Most RAG tutorials show you the same thing: split your documents into fixed-size chunks, embed them, store in a vector database, retrieve the top-k on query. This works in demos. It fails in production.
The problem is that real documents are structurally complex. Legal contracts have defined sections. Technical manuals have nested hierarchies. Financial filings have tables, footnotes, and cross-references. Fixed-size chunking destroys this structure and produces low-quality retrieval.
Semantic chunking
Instead of splitting at character boundaries, semantic chunking identifies natural content boundaries in the document. Section headers, paragraph breaks, list items, and table cells are treated as chunk boundaries.

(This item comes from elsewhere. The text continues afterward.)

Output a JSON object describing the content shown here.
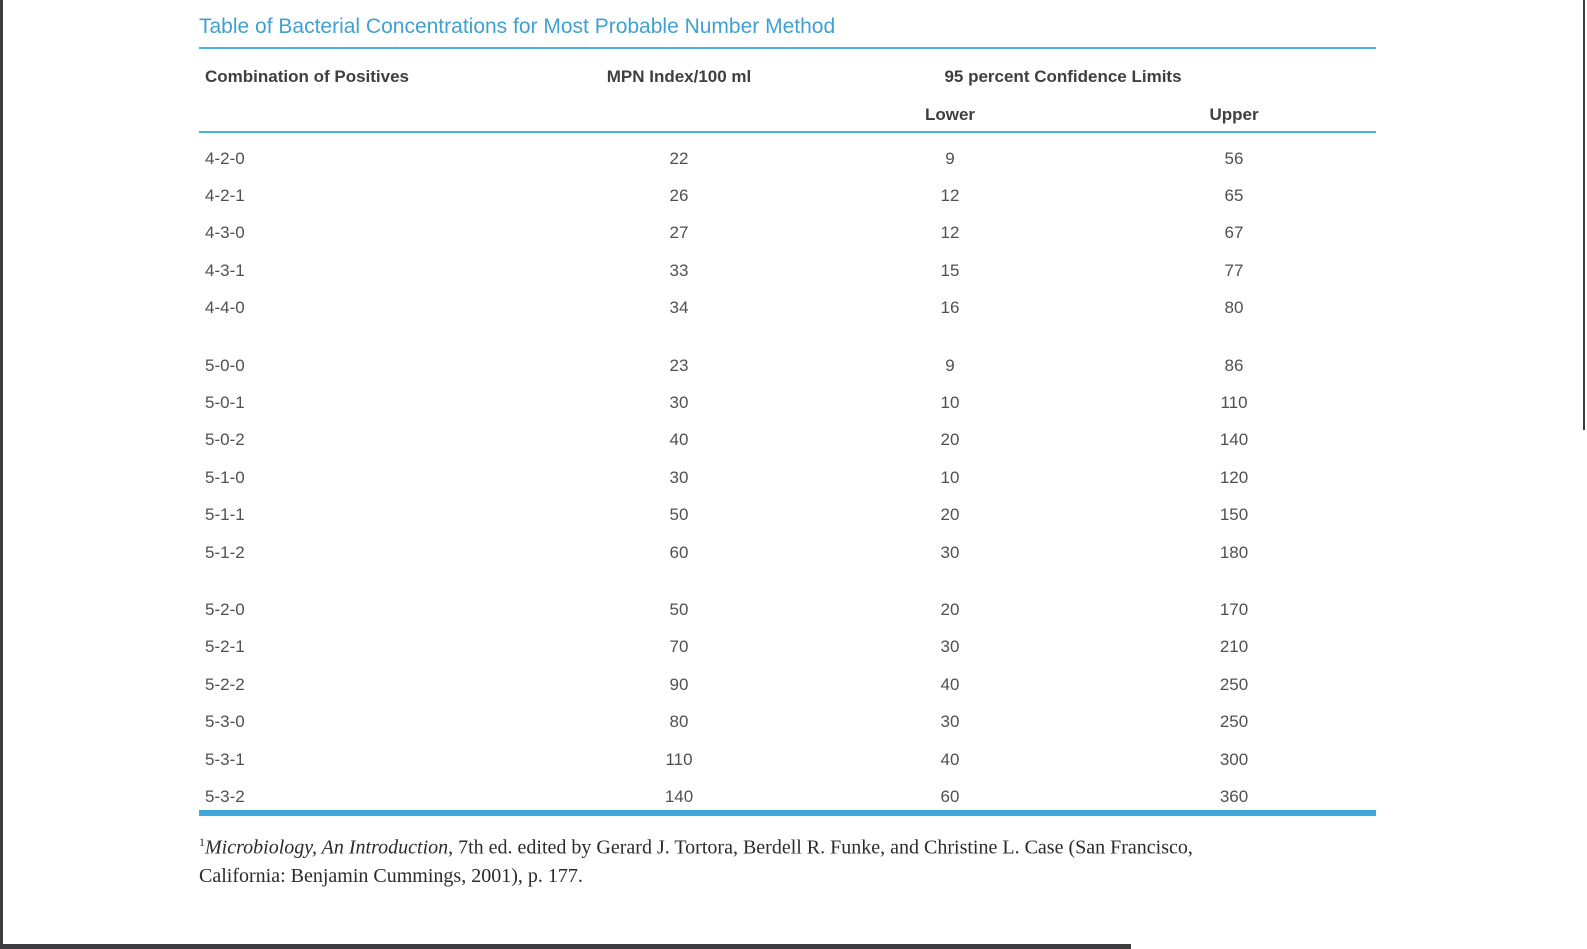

This produces chunks that contain coherent, self-contained pieces of information.
Metadata filtering
Before vector search, we apply metadata filters to reduce the candidate set. For a question about a specific policy version, we filter to chunks from that document version before running the similarity search. This dramatically improves both precision and latency.
Hybrid search
Dense vector search is good at semantic similarity but poor at exact term matching. For queries containing specific identifiers, product names, or technical terms, BM25 keyword search often outperforms embedding-based retrieval. Our pipeline runs both in parallel and combines results using reciprocal rank fusion.
Re-ranking
After the initial retrieval pass, we run a cross-encoder re-ranker over the top-20 candidates to produce a final top-k. Cross-encoders are too slow to run over the full corpus, but excellent at discriminating between the near-misses that dense retrieval produces. This step consistently improves end-to-end answer quality.
Every improvement in retrieval quality directly improves answer quality. It's the highest-leverage layer of the RAG stack to optimise.